Balancing strength and plasticity of dual-phase amorphous/crystalline nanostructured Mg alloys*

Abstract

The dual-phase amorphous/crystalline nanostructured model has been proved to be an effective method to improve the plasticity of Mg alloys. The purpose of this paper is to explore an approach to improve the ductility and strength of Mg alloys at the same time. Here, the effect of amorphous phase strength, crystalline phase strength and amorphous boundary (AB) spacing on the mechanical properties of dual-phase Mg alloys (DPMA) under tensile loading are investigated using molecular dynamics simulation method.
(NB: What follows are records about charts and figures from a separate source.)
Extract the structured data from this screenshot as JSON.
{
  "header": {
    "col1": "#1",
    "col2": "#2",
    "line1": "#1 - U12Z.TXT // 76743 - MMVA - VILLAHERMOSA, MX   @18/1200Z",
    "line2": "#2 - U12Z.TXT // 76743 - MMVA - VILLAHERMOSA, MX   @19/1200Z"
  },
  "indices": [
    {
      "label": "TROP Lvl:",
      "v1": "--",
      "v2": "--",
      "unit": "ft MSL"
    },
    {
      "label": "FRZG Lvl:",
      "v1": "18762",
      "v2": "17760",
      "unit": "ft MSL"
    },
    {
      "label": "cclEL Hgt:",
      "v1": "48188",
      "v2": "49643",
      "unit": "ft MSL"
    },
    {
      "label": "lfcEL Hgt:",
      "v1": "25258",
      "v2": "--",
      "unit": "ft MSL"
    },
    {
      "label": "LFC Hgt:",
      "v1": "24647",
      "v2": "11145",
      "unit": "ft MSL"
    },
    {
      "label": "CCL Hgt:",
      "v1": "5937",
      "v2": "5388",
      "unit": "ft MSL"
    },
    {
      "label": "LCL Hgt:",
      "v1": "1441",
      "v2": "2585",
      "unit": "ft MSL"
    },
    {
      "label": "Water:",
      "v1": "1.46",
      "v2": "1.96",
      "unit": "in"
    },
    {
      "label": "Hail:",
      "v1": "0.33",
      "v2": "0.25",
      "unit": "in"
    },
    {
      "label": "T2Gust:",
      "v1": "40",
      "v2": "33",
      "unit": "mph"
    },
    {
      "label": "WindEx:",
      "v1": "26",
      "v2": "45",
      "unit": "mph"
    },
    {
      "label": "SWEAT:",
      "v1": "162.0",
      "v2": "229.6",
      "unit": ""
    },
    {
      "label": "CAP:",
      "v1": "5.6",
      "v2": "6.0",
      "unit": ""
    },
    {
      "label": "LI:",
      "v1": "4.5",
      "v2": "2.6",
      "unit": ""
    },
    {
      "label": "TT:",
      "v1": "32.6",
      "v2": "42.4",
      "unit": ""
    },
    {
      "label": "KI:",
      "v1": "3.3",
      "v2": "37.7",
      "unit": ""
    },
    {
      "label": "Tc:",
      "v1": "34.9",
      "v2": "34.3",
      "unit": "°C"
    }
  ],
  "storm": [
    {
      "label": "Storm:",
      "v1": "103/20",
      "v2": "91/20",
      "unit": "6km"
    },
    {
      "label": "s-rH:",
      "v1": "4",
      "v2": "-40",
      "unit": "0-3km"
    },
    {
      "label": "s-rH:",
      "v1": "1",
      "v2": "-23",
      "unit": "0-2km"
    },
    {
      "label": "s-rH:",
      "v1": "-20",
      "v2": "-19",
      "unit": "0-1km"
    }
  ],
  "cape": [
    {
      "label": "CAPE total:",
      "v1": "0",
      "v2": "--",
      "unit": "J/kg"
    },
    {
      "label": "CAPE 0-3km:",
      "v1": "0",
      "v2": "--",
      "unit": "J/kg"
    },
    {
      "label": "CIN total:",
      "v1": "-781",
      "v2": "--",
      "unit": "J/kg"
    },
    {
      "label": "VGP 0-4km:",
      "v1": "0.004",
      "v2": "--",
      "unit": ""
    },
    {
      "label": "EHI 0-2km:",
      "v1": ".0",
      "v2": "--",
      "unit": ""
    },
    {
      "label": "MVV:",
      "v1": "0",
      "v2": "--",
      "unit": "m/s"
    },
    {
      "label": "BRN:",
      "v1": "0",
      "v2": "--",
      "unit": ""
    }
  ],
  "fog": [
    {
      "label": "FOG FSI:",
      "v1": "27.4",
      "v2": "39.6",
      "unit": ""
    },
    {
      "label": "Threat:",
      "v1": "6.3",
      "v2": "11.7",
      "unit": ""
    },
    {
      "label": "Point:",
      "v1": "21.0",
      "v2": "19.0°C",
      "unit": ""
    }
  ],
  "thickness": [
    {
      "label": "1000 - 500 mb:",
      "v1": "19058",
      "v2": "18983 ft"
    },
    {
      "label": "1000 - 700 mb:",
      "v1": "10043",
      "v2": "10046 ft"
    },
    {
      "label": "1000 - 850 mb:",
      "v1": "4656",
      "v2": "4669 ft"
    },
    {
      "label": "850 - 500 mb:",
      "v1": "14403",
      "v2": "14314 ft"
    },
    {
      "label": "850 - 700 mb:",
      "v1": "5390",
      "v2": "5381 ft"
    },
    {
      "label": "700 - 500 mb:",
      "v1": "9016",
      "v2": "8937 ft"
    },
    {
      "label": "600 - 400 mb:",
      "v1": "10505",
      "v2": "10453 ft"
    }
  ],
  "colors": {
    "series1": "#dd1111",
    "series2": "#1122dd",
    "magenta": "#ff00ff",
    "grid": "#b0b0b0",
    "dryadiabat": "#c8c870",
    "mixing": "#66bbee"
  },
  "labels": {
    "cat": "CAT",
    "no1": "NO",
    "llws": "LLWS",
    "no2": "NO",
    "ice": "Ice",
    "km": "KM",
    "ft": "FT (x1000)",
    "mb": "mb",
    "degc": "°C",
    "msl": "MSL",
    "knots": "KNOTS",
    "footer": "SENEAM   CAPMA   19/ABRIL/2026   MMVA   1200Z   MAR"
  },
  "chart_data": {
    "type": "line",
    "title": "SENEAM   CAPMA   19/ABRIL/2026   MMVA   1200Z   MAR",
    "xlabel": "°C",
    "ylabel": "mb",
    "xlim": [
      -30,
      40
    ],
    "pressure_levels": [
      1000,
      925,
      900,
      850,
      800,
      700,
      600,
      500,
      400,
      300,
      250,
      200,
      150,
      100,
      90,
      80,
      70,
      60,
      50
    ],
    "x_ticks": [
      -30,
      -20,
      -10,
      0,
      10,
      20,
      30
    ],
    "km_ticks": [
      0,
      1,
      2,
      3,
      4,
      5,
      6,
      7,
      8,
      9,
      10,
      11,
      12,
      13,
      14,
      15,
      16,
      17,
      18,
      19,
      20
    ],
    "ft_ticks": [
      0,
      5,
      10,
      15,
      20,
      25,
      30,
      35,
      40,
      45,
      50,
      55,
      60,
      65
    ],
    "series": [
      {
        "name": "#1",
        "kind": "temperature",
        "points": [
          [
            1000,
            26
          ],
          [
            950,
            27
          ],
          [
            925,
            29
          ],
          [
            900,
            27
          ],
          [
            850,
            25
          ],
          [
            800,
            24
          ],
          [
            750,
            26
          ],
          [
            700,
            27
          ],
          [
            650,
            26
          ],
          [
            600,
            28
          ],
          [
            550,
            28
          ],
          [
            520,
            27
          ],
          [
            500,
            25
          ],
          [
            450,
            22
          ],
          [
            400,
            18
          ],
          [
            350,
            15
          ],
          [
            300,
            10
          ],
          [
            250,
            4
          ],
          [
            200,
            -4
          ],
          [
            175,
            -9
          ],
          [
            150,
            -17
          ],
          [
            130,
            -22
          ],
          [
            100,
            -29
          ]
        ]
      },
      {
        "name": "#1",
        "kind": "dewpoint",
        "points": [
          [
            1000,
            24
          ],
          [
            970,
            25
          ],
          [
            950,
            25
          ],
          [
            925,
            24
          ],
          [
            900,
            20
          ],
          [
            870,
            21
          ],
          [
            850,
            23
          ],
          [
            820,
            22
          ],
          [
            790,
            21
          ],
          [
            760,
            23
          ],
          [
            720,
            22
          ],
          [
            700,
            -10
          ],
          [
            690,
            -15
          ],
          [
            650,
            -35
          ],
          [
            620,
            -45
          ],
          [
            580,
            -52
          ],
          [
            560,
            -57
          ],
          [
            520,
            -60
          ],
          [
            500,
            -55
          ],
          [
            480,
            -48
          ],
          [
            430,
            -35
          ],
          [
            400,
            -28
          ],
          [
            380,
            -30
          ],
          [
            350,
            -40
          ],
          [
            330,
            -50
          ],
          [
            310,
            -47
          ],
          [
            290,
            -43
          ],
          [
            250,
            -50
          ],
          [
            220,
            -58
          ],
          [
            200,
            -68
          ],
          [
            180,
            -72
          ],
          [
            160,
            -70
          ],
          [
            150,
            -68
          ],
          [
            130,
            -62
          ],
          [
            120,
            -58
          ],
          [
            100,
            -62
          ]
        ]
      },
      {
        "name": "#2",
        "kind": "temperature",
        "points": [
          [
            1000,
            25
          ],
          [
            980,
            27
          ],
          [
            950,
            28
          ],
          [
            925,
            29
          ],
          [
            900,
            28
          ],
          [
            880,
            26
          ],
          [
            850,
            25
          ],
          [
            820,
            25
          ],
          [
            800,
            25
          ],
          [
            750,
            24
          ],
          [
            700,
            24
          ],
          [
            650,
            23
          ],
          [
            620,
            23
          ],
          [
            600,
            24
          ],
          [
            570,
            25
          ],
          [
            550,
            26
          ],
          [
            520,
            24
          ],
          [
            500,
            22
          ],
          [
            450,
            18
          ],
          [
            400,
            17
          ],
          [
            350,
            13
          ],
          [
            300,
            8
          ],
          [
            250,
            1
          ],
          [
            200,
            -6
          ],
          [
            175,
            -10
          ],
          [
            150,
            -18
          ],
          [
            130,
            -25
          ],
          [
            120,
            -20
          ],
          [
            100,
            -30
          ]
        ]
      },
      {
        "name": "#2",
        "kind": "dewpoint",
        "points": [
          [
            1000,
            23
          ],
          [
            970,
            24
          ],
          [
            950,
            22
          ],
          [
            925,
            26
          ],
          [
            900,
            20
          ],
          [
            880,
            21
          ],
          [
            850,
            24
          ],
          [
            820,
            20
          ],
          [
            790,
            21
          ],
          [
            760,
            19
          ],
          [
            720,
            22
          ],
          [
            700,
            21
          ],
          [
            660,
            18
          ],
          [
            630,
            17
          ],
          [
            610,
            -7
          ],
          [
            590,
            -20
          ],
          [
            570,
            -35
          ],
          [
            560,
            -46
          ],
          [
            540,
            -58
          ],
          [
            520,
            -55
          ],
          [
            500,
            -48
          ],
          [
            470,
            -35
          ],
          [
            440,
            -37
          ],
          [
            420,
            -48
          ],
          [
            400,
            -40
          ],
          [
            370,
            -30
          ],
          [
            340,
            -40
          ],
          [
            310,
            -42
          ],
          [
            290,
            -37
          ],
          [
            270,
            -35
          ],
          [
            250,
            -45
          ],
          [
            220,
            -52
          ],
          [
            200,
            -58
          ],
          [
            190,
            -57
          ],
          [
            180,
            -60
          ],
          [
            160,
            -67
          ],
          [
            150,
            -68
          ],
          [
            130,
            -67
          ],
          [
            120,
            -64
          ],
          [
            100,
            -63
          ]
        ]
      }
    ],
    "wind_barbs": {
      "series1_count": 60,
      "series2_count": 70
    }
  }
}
The results confirm that the strength of DPMA can be significantly improved while maintaining its excellent plasticity by adjusting the strength of the amorphous phase or crystalline phase and optimizing the AB spacing. For the DPMA, when the amorphous phase (or crystalline phase) is strengthened to enhance its strength, the AB spacing should be increased (or decreased) to obtain superior plasticity at the same time. The results also indicate that the DPMA containing high strength amorphous phase exhibits three different deformation modes during plastic deformation with the increase of AB spacing. The research results will be helpful for serving as a theoretical basis and early guidance for the design and development of high performance dual-phase hexagonal close-packed nanostructured metals.